I'd say that your first option should be to enable moderation, and make it very clear to posters that all posts are moderated, therefore they're not going to get their links up if they're spammers.
However, some of these spammers hire people from countries where labour is cheap and English is not everyone's first language - therefore the morons doing this may not be able to understand such a statement and therefore do it anyway (or they may not even understand why they're doing it etc, hence not understand the logical problem).
Also an option to consider is to rename your webform and make the link to it less robot-friendly (Use Javascript if absolutely necessary). Add it to your robots.txt as a page to exclude (or put it in an excluded directory).
Something as simple as a checkbox on the submission page "I verify that I am not a spam bot" (name the field something obscure) would probably stop most robots.

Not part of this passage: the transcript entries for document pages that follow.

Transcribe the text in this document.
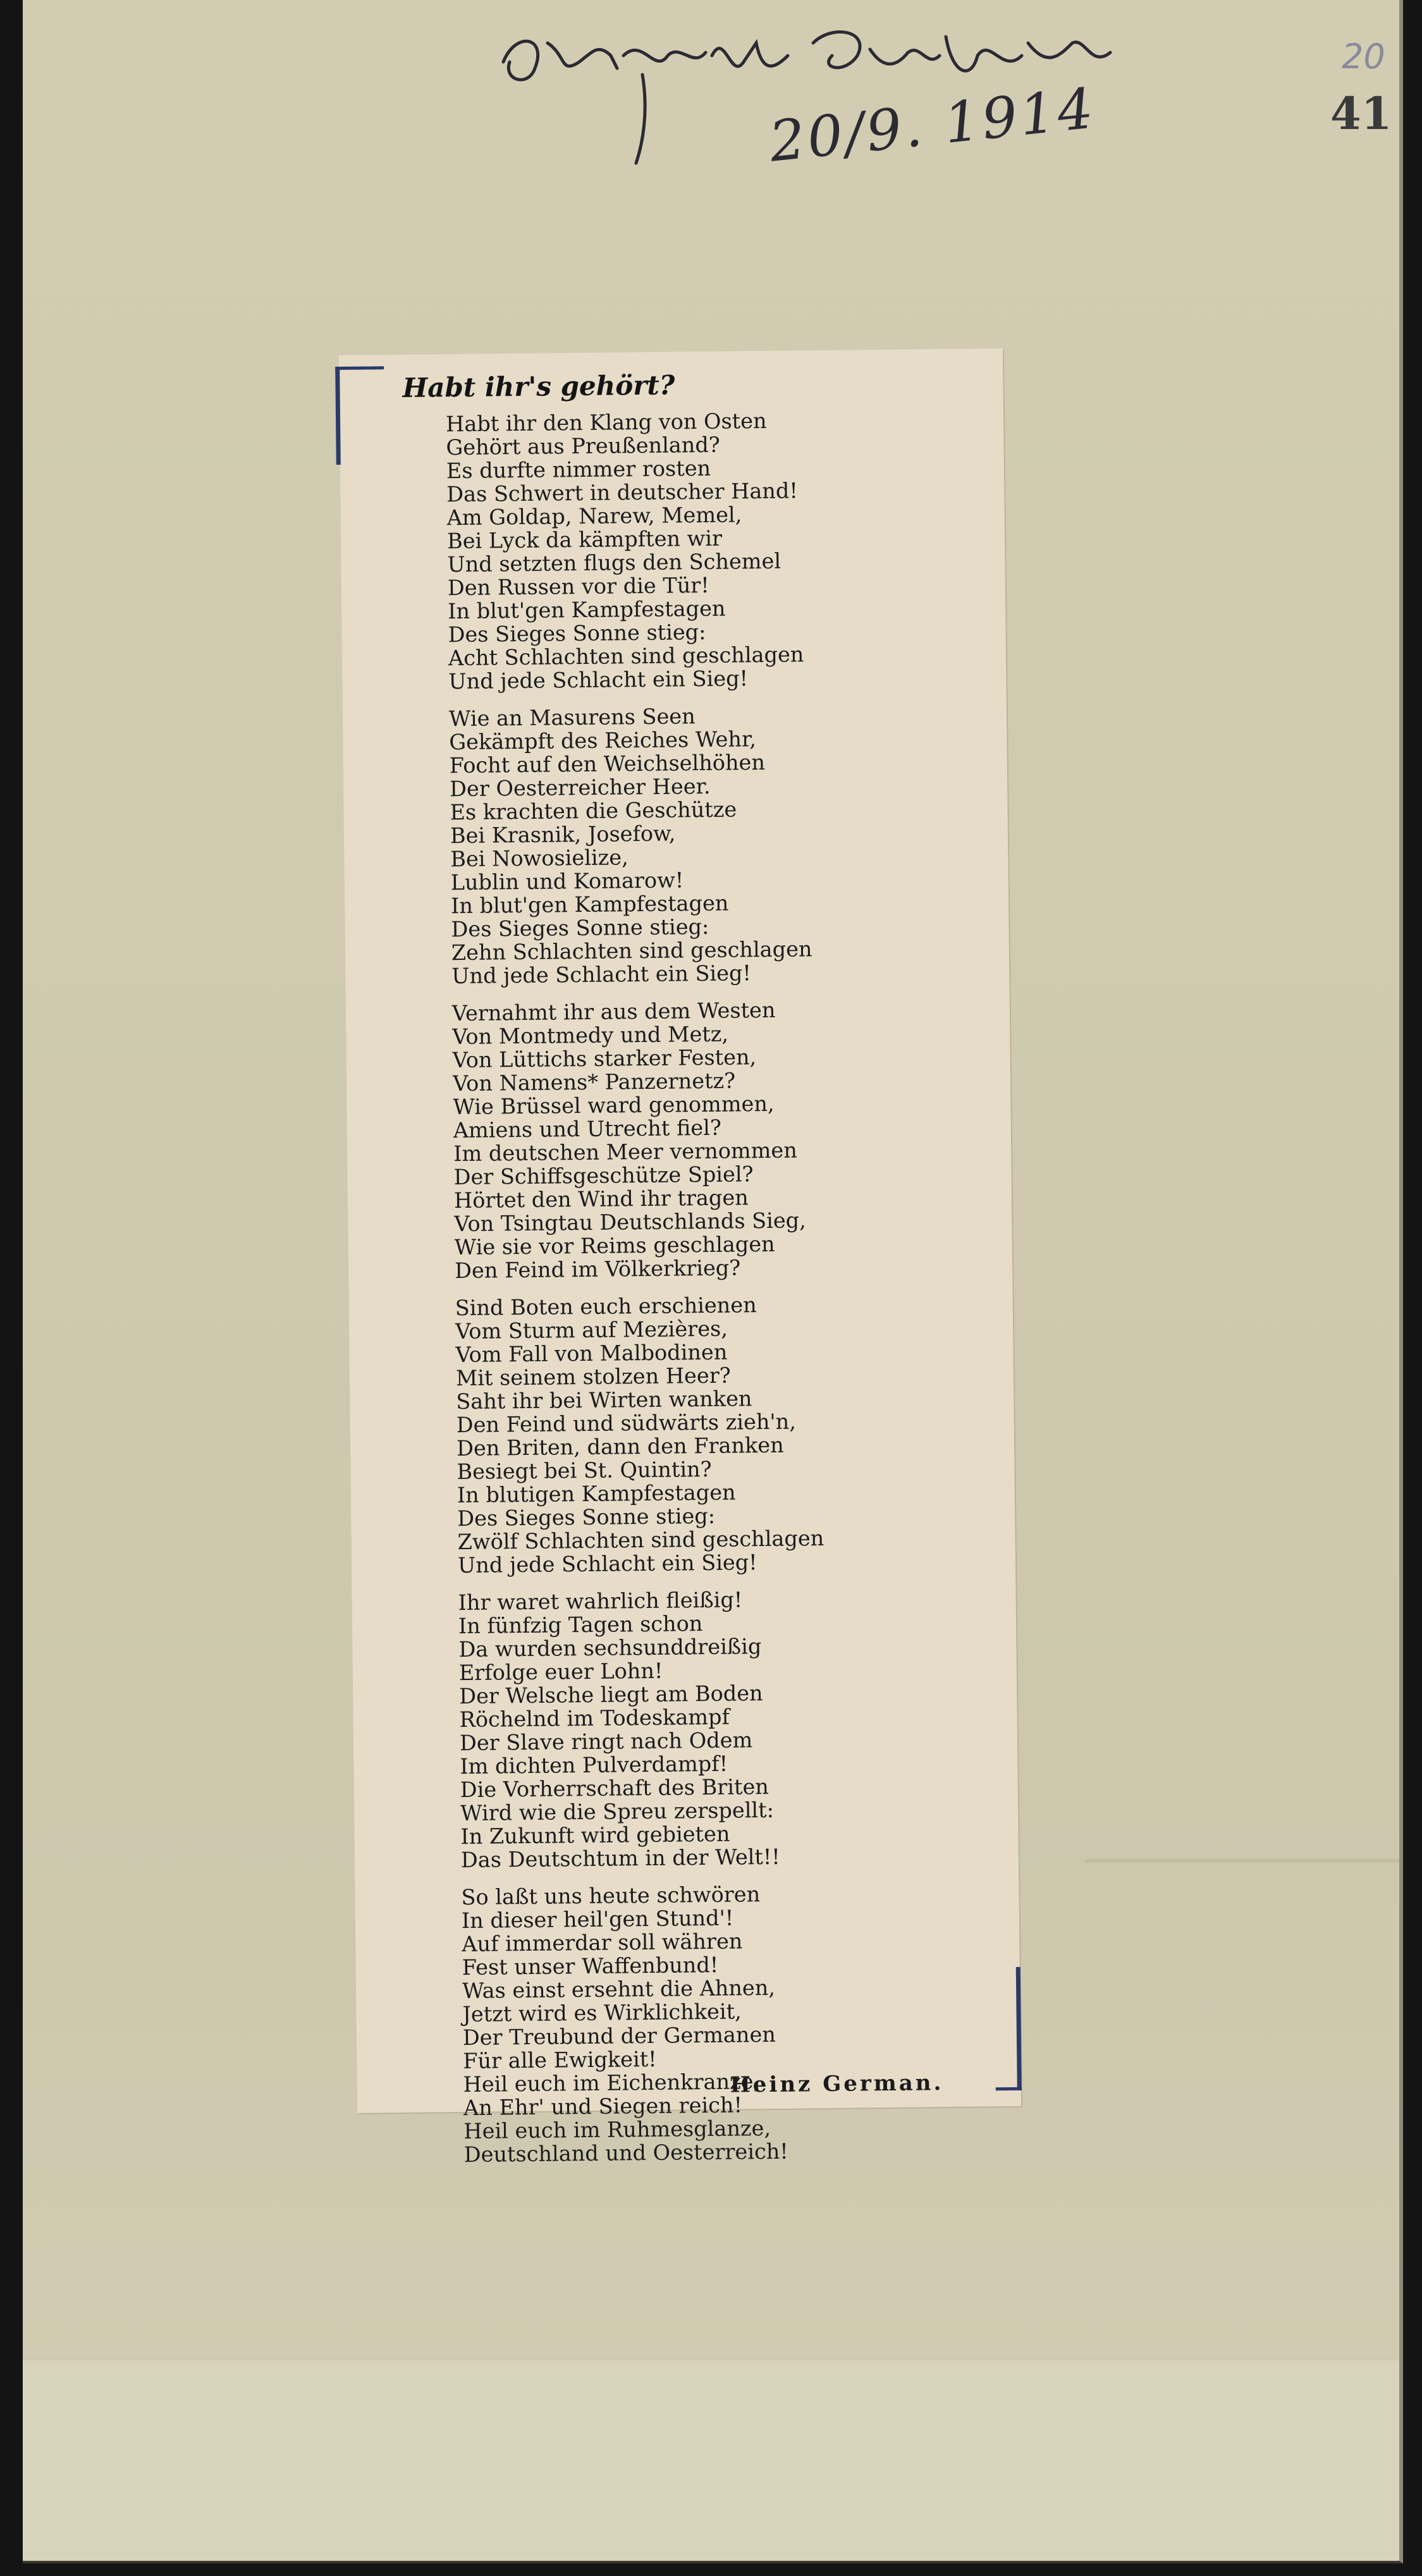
20/9. 1914
20
41
Habt ihr's gehört?
Habt ihr den Klang von Osten
Gehört aus Preußenland?
Es durfte nimmer rosten
Das Schwert in deutscher Hand!
Am Goldap, Narew, Memel,
Bei Lyck da kämpften wir
Und setzten flugs den Schemel
Den Russen vor die Tür!
In blut'gen Kampfestagen
Des Sieges Sonne stieg:
Acht Schlachten sind geschlagen
Und jede Schlacht ein Sieg!
Wie an Masurens Seen
Gekämpft des Reiches Wehr,
Focht auf den Weichselhöhen
Der Oesterreicher Heer.
Es krachten die Geschütze
Bei Krasnik, Josefow,
Bei Nowosielize,
Lublin und Komarow!
In blut'gen Kampfestagen
Des Sieges Sonne stieg:
Zehn Schlachten sind geschlagen
Und jede Schlacht ein Sieg!
Vernahmt ihr aus dem Westen
Von Montmedy und Metz,
Von Lüttichs starker Festen,
Von Namens* Panzernetz?
Wie Brüssel ward genommen,
Amiens und Utrecht fiel?
Im deutschen Meer vernommen
Der Schiffsgeschütze Spiel?
Hörtet den Wind ihr tragen
Von Tsingtau Deutschlands Sieg,
Wie sie vor Reims geschlagen
Den Feind im Völkerkrieg?
Sind Boten euch erschienen
Vom Sturm auf Mezières,
Vom Fall von Malbodinen
Mit seinem stolzen Heer?
Saht ihr bei Wirten wanken
Den Feind und südwärts zieh'n,
Den Briten, dann den Franken
Besiegt bei St. Quintin?
In blutigen Kampfestagen
Des Sieges Sonne stieg:
Zwölf Schlachten sind geschlagen
Und jede Schlacht ein Sieg!
Ihr waret wahrlich fleißig!
In fünfzig Tagen schon
Da wurden sechsunddreißig
Erfolge euer Lohn!
Der Welsche liegt am Boden
Röchelnd im Todeskampf
Der Slave ringt nach Odem
Im dichten Pulverdampf!
Die Vorherrschaft des Briten
Wird wie die Spreu zerspellt:
In Zukunft wird gebieten
Das Deutschtum in der Welt!!
So laßt uns heute schwören
In dieser heil'gen Stund'!
Auf immerdar soll währen
Fest unser Waffenbund!
Was einst ersehnt die Ahnen,
Jetzt wird es Wirklichkeit,
Der Treubund der Germanen
Für alle Ewigkeit!
Heil euch im Eichenkranze,
An Ehr' und Siegen reich!
Heil euch im Ruhmesglanze,
Deutschland und Oesterreich!
Heinz German.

Another possibility is, if you're seeing lots of email headers in the messages, that they're actually exploiting an email header injection vulnerability in it (if the script sends email).
If they're exploiting (or trying to exploit) a header injection vulnerability, you can fix that pretty easily by simply disallowing newline characters in any field that goes in an email header (which of course, you should be doing already (I use a standard email function across my application which ensures that this can't happen anywhere)).
As such attacks are easily detectable, you'll be able to detect them and simply not add them to your database.
What appears to be the case is, that a human guides the robot initially, then they make some kind of database of vulnerable URLs, and later a spambot just spams them en-masse.
If you can block them by any other means, you could consider doing so. Try dumping the entire request data to a log file, to see if you can find any headers which you might be able to use to block their request - if it's a really serious problem.